G. Hints specific to M1/M2 MacOS

  1. Make sure that your operating system is fully updated.

  2. Ensure Homebrew is installed

    • At least the following packages will be needed: cmake, gmp, bison:

      brew install cmake gmp bison
  3. AFL++ Installation

    1. Option 1 (easy)
      • brew install afl++
      • Note that there is no afl-clang-lto. It is ok, use afl-clang-fast.
      • By default, the afl binaries are in:
        • /opt/homebrew/afl-clang-fast
        • /opt/homebrew/afl-clang-fast++
        • /opt/homebrew/afl-fuzz
    2. Option 2 (compile AFL++ from source, not much harder)
      • The installation instructions for MacOS are here: https://github.com/AFLplusplus/AFLplusplus/blob/stable/docs/INSTALL.md#macos-on-x86_64-and-arm64 but they are a bit out of date, so before following them, first try this:

      • Just download AFL++ source and run make:

        git clone https://github.com/AFLplusplus/AFLplusplus
        cd AFLplusplus
        make
      • If you get the message “LLVM mode could not be built … please install llvm-13”, then make sure that llvm is installed with brew:

        brew install llvm

        then find the llvm-config utility, it should be somewhere like /opt/homebrew/Cellar/llvm/19.1.3/bin/ (the exact path may vary depending on the version of LLMV installed).

        Then, try to run AFL++’s Makefile again, but specifying where it can find llvm-config, like:

        LLVM_CONFIG=/opt/homebrew/Cellar/llvm/19.1.3/bin/llvm-config   make
      • You may get a message “LLVM LTO mode could not be build”. You can safely ignore this.

      • Test failure messages containing “assembler command failed” can be ignored as well, as long as you get afl-clang-fast and afl-clang-fast++.

      • Note the full paths of the afl-clang-fast and afl-clang-fast++ executable binaries.
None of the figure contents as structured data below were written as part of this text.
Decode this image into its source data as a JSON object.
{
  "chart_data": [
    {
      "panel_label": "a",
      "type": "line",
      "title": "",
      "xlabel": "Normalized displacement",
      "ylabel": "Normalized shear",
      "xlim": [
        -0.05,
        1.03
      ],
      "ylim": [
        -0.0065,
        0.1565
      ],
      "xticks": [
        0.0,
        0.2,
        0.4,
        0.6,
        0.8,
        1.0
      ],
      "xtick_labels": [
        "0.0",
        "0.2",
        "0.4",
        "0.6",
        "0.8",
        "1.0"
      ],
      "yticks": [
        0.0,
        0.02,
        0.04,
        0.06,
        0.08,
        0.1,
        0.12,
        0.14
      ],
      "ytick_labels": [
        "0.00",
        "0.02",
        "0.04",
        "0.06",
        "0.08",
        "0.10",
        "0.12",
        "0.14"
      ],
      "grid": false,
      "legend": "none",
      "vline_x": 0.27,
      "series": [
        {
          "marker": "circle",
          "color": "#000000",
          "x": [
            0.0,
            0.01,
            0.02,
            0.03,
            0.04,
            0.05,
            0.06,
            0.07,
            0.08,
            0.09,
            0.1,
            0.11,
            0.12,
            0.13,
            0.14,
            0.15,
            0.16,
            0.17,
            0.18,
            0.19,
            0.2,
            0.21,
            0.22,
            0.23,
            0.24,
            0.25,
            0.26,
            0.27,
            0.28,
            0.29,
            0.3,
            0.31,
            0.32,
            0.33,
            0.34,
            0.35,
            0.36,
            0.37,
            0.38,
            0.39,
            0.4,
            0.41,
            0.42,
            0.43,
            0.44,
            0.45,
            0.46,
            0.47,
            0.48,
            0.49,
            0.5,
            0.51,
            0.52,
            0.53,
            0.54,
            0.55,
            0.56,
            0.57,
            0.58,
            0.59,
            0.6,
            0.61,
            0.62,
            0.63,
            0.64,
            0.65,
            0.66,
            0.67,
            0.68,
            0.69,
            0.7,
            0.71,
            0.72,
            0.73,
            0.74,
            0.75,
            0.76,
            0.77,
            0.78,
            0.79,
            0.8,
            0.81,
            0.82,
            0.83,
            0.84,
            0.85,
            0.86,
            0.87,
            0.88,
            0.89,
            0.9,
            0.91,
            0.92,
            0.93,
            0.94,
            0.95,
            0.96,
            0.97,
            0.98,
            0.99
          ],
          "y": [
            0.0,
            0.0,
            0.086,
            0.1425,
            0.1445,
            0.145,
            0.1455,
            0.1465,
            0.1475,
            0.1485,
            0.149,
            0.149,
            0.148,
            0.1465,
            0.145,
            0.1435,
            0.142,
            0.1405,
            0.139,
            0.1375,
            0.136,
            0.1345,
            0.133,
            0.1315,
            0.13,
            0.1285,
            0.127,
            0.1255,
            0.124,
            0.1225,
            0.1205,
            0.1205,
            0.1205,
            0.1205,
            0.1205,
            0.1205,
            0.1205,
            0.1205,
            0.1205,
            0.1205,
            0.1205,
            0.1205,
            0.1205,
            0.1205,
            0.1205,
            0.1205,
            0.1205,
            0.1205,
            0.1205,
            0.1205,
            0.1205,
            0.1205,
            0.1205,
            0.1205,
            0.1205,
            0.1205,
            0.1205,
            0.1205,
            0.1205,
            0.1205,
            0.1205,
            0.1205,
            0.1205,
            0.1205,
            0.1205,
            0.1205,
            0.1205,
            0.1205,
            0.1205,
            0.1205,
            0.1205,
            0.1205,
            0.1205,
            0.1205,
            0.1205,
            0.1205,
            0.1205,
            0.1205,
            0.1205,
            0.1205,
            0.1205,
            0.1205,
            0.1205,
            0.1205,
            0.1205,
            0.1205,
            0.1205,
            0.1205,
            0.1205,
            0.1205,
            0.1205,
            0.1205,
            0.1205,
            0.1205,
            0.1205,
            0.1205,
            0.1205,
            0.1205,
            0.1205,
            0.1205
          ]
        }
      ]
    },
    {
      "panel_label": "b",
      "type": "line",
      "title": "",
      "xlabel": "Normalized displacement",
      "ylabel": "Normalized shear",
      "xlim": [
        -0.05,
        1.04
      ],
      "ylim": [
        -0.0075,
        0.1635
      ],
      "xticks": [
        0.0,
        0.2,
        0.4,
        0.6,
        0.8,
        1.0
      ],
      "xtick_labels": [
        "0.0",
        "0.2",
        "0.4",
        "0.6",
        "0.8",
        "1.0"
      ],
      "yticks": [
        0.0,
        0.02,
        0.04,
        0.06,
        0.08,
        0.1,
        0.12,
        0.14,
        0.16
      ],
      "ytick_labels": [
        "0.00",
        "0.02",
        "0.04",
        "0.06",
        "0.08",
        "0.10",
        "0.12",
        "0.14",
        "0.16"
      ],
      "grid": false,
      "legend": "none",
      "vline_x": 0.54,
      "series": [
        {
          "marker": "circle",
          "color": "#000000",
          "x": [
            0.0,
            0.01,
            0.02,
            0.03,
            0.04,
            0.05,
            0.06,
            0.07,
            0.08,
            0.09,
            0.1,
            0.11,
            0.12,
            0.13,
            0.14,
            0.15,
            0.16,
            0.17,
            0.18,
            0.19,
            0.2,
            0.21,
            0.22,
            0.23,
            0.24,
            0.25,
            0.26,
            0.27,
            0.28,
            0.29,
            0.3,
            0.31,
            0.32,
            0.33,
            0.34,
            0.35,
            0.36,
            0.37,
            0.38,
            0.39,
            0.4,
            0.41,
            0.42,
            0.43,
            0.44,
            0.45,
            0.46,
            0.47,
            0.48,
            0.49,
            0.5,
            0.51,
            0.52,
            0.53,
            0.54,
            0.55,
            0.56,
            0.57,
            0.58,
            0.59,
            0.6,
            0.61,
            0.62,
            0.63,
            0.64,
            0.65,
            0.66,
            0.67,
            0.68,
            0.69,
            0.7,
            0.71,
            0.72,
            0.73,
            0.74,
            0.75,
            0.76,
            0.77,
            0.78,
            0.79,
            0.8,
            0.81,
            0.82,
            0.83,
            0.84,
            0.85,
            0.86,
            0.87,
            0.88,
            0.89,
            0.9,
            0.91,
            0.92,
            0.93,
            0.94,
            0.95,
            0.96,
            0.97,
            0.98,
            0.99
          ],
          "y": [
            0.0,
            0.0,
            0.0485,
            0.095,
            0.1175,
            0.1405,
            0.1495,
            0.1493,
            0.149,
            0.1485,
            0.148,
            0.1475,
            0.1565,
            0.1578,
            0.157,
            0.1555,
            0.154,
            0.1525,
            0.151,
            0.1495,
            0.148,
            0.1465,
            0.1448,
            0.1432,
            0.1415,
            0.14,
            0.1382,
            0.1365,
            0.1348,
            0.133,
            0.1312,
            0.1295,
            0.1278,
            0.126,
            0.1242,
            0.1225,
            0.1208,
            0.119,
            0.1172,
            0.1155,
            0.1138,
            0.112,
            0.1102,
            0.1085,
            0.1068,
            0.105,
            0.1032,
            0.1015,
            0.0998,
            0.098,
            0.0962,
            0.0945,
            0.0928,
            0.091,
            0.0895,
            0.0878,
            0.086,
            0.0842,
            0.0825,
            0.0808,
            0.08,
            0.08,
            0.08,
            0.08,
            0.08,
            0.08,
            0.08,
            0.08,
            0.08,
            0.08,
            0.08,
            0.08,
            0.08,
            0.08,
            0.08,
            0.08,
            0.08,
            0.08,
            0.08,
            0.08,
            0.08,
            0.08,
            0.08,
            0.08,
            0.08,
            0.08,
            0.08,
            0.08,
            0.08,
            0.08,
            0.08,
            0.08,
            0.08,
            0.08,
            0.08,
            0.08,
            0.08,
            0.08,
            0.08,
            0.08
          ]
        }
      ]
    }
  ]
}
You will need them later.

  4. SCIP compilation

    • Download SCIP optimization suite: curl -O "https://scipopt.org/download/release/scipoptsuite-9.1.1.tgz"
    • Build with cmake (see non-platform-specific hints above).
  5. If you are on an M1/M2 Mac (not Intel-based) and see a message

    ld: unsupported tapi file type '!tapi-tbd' in YAML file

    when trying to compile, then something went wrong with you system configuration. Find out where the ld utility is located by running:

    which ld

    You should get /opt/homebrew/bin/ld or /usr/local/bin/ld (or possibly /usr/bin/ld) but not anything to do with conda. If you see conda in ld’s path, then you must disable Anaconda.

    conda deactivate

    Note that even if it is deactivated now, Anaconda may have interferred with how LLVM, clang and AFL++ were installed. You may have, for example to re-run, with Anaconda deactivated,

    brew install afl++
  6. To get a stack trace, you can use lldb with the following command:

    lldb path/to/bin/scip -o 'run -f path/to/crash/file.mps' -o 'bt' -o 'quit'

    where you need to adjust path/to/bin/scip and -f path/to/crash/file.mps to your specific needs. Explanations:

    • We pass to lldb the path to the binary executable (and, optionally, additional parameters).
    • By default, lldb starts in an interactive mode in which we can type commands. The -o command command-line parameter is equivalent to typing command in interactive mode.
    • The run commands tells lldb to run the executable. We type after run the parameters we want to pass to the executable. In our case, we could want scip to read and solve a file, hence -f path/to/crash/file.mps.
    • The bt commands tells lldb to print the stack trace.
    • The quit commands prevents lldb from entering interactive mode.